Fully Ambient Air Processed Perovskite Solar Cell Based on Co(Co,Cr)(2)O-4/TiO2 P-N Heterojunction Array in Photoanode

摘要

The enhanced electric field within a photovoltaic device can drain electrons to the interface of the electron transporting layer and sensitizer, thereby accelerating charge collection efficiency, reducing the recombination process, and, overall, resulting in solar-to-electric power conversion efficiency increment. Introduction of islands like p-n junction centers to the mesoporous-TiO2 texture could be an ideal strategy to improve stability and power conversion efficiency of perovskite solar cells. In this work, novel heterostructures of nanosized cobalt-chromium layered double hydroxide and TiO2 nano particles, with a nominal composition, were fabricated and utilized as perovskite underlayer film precursors. The champion device shows the highest power conversion efficiency with an improvement of 17.14%, compared to the 100% TiO2 paste composition.

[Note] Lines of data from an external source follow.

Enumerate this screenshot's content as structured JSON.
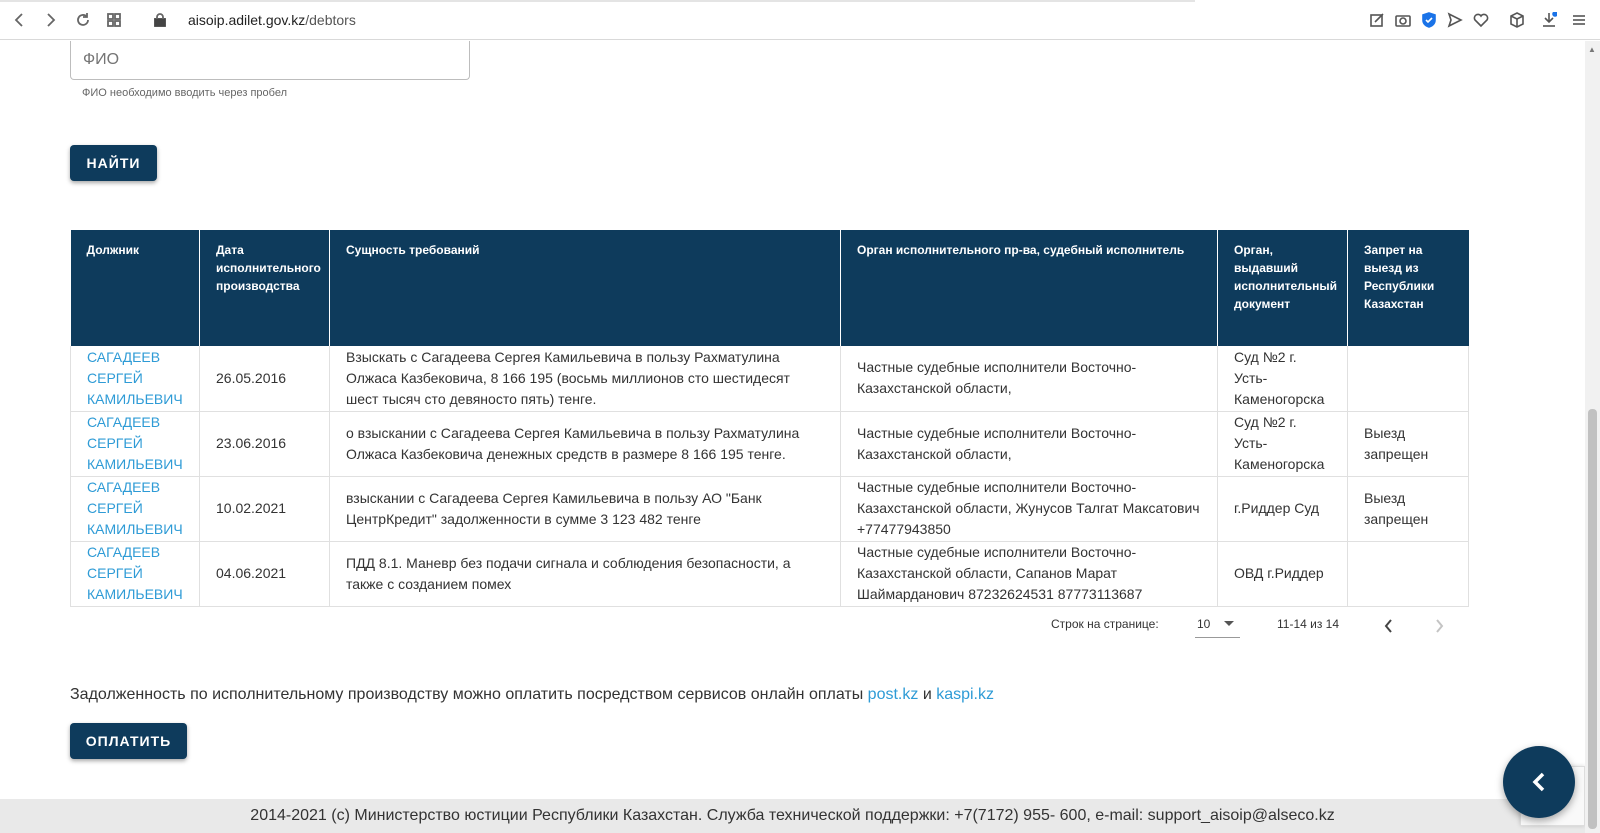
{
  "browser": {
    "url_host": "aisoip.adilet.gov.kz",
    "url_path": "/debtors"
  },
  "search": {
    "fio_placeholder": "ФИО",
    "fio_hint": "ФИО необходимо вводить через пробел",
    "find_button": "НАЙТИ"
  },
  "table": {
    "headers": [
      "Должник",
      "Дата исполнительного производства",
      "Сущность требований",
      "Орган исполнительного пр-ва, судебный исполнитель",
      "Орган, выдавший исполнительный документ",
      "Запрет на выезд из Республики Казахстан"
    ],
    "rows": [
      {
        "debtor": "САГАДЕЕВ СЕРГЕЙ КАМИЛЬЕВИЧ",
        "date": "26.05.2016",
        "essence": "Взыскать с Сагадеева Сергея Камильевича в пользу Рахматулина Олжаса Казбековича, 8 166 195 (восьмь миллионов сто шестидесят шест тысяч сто девяносто пять) тенге.",
        "enforcement_body": "Частные судебные исполнители Восточно-Казахстанской области,",
        "issuing_body": "Суд №2 г. Усть-Каменогорска",
        "travel_ban": ""
      },
      {
        "debtor": "САГАДЕЕВ СЕРГЕЙ КАМИЛЬЕВИЧ",
        "date": "23.06.2016",
        "essence": "о взыскании с Сагадеева Сергея Камильевича в пользу Рахматулина Олжаса Казбековича денежных средств в размере 8 166 195 тенге.",
        "enforcement_body": "Частные судебные исполнители Восточно-Казахстанской области,",
        "issuing_body": "Суд №2 г. Усть-Каменогорска",
        "travel_ban": "Выезд запрещен"
      },
      {
        "debtor": "САГАДЕЕВ СЕРГЕЙ КАМИЛЬЕВИЧ",
        "date": "10.02.2021",
        "essence": "взыскании с Сагадеева Сергея Камильевича в пользу АО \"Банк ЦентрКредит\" задолженности в сумме 3 123 482 тенге",
        "enforcement_body": "Частные судебные исполнители Восточно-Казахстанской области, Жунусов Талгат Максатович +77477943850",
        "issuing_body": "г.Риддер Суд",
        "travel_ban": "Выезд запрещен"
      },
      {
        "debtor": "САГАДЕЕВ СЕРГЕЙ КАМИЛЬЕВИЧ",
        "date": "04.06.2021",
        "essence": "ПДД 8.1. Маневр без подачи сигнала и соблюдения безопасности, а также с созданием помех",
        "enforcement_body": "Частные судебные исполнители Восточно-Казахстанской области, Сапанов Марат Шаймарданович 87232624531 87773113687",
        "issuing_body": "ОВД г.Риддер",
        "travel_ban": ""
      }
    ]
  },
  "pagination": {
    "rows_per_page_label": "Строк на странице:",
    "rows_per_page_value": "10",
    "range": "11-14 из 14"
  },
  "payment": {
    "note": "Задолженность по исполнительному производству можно оплатить посредством сервисов онлайн оплаты",
    "link1": "post.kz",
    "and": "и",
    "link2": "kaspi.kz",
    "pay_button": "ОПЛАТИТЬ"
  },
  "footer": {
    "text": "2014-2021 (с) Министерство юстиции Республики Казахстан. Служба технической поддержки: +7(7172) 955- 600, e-mail: support_aisoip@alseco.kz"
  },
  "colors": {
    "primary": "#0e3b5c",
    "link": "#2e9bd6",
    "danger": "#e53935"
  }
}
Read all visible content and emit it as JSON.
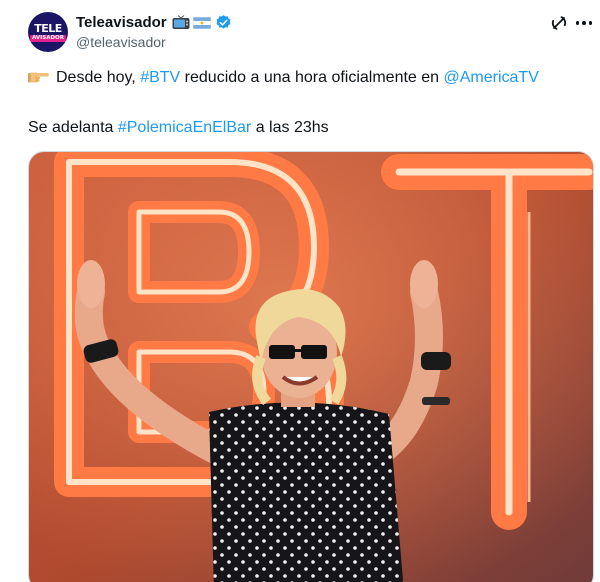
{
  "author": {
    "display_name": "Teleavisador",
    "handle": "@teleavisador",
    "avatar_text_top": "TELE",
    "avatar_text_bottom": "AVISADOR",
    "name_emojis": [
      "tv-icon",
      "argentina-flag-icon"
    ],
    "verified": true
  },
  "tweet": {
    "line1": {
      "pointer_emoji": "backhand-index-pointing-right-icon",
      "text_before": "Desde hoy, ",
      "hashtag": "#BTV",
      "text_middle": " reducido a una hora oficialmente en ",
      "mention": "@AmericaTV"
    },
    "line2": {
      "text_before": "Se adelanta ",
      "hashtag": "#PolemicaEnElBar",
      "text_after": " a las 23hs"
    }
  },
  "actions": {
    "grok_icon": "grok-icon",
    "more_icon": "more-horizontal-icon"
  },
  "media": {
    "description_icon": "photo",
    "sign_letters": "BT"
  },
  "colors": {
    "link": "#1d9bf0",
    "verified": "#1d9bf0",
    "handle": "#536471",
    "neon": "#ff5a2a",
    "avatar_bg": "#1c1464",
    "avatar_accent": "#e0218a"
  }
}
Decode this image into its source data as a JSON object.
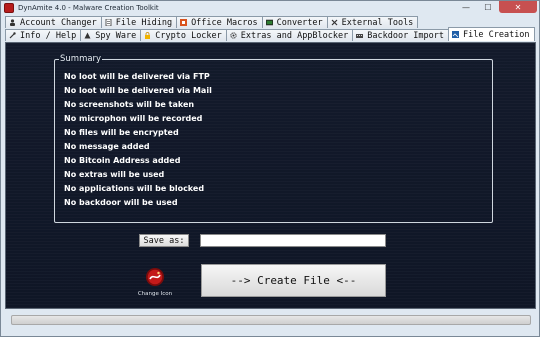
{
  "window": {
    "title": "DynAmite 4.0 - Malware Creation Toolkit",
    "minimize_glyph": "—",
    "maximize_glyph": "☐",
    "close_glyph": "✕"
  },
  "tabs_row1": [
    {
      "label": "Account Changer",
      "icon": "person-icon"
    },
    {
      "label": "File Hiding",
      "icon": "document-icon"
    },
    {
      "label": "Office Macros",
      "icon": "office-icon"
    },
    {
      "label": "Converter",
      "icon": "monitor-icon"
    },
    {
      "label": "External Tools",
      "icon": "tools-icon"
    }
  ],
  "tabs_row2": [
    {
      "label": "Info / Help",
      "icon": "help-icon"
    },
    {
      "label": "Spy Ware",
      "icon": "spy-icon"
    },
    {
      "label": "Crypto Locker",
      "icon": "lock-icon"
    },
    {
      "label": "Extras and AppBlocker",
      "icon": "gear-icon"
    },
    {
      "label": "Backdoor Import",
      "icon": "keyboard-icon"
    },
    {
      "label": "File Creation",
      "icon": "file-creation-icon",
      "active": true
    }
  ],
  "summary": {
    "legend": "Summary",
    "lines": [
      "No loot will be delivered via FTP",
      "No loot will be delivered via Mail",
      "No screenshots will be taken",
      "No microphon will be recorded",
      "No files will be encrypted",
      "No message added",
      "No Bitcoin Address added",
      "No extras will be used",
      "No applications will be blocked",
      "No backdoor will be used"
    ]
  },
  "save": {
    "button_label": "Save as:",
    "value": ""
  },
  "change_icon": {
    "label": "Change Icon"
  },
  "create": {
    "button_label": "--> Create File <--"
  },
  "progress": {
    "value": 0
  },
  "colors": {
    "content_background": "#121a2b",
    "text": "#ffffff",
    "active_tab": "#ffffff"
  }
}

The offered interfacial distance between n-type TiO2 nanoparticles and the perovskite light harvester in p-n junction areas prevents direct contact between TiO2 and perovskite and, consequently, hinders photocatalytically caused perovskite degradation. Daily power conversion efficiency measurement indicates that the unencapsulated champion device which is kept in darkness in ambient air-maintains 92% of the initial efficiency after 25 days.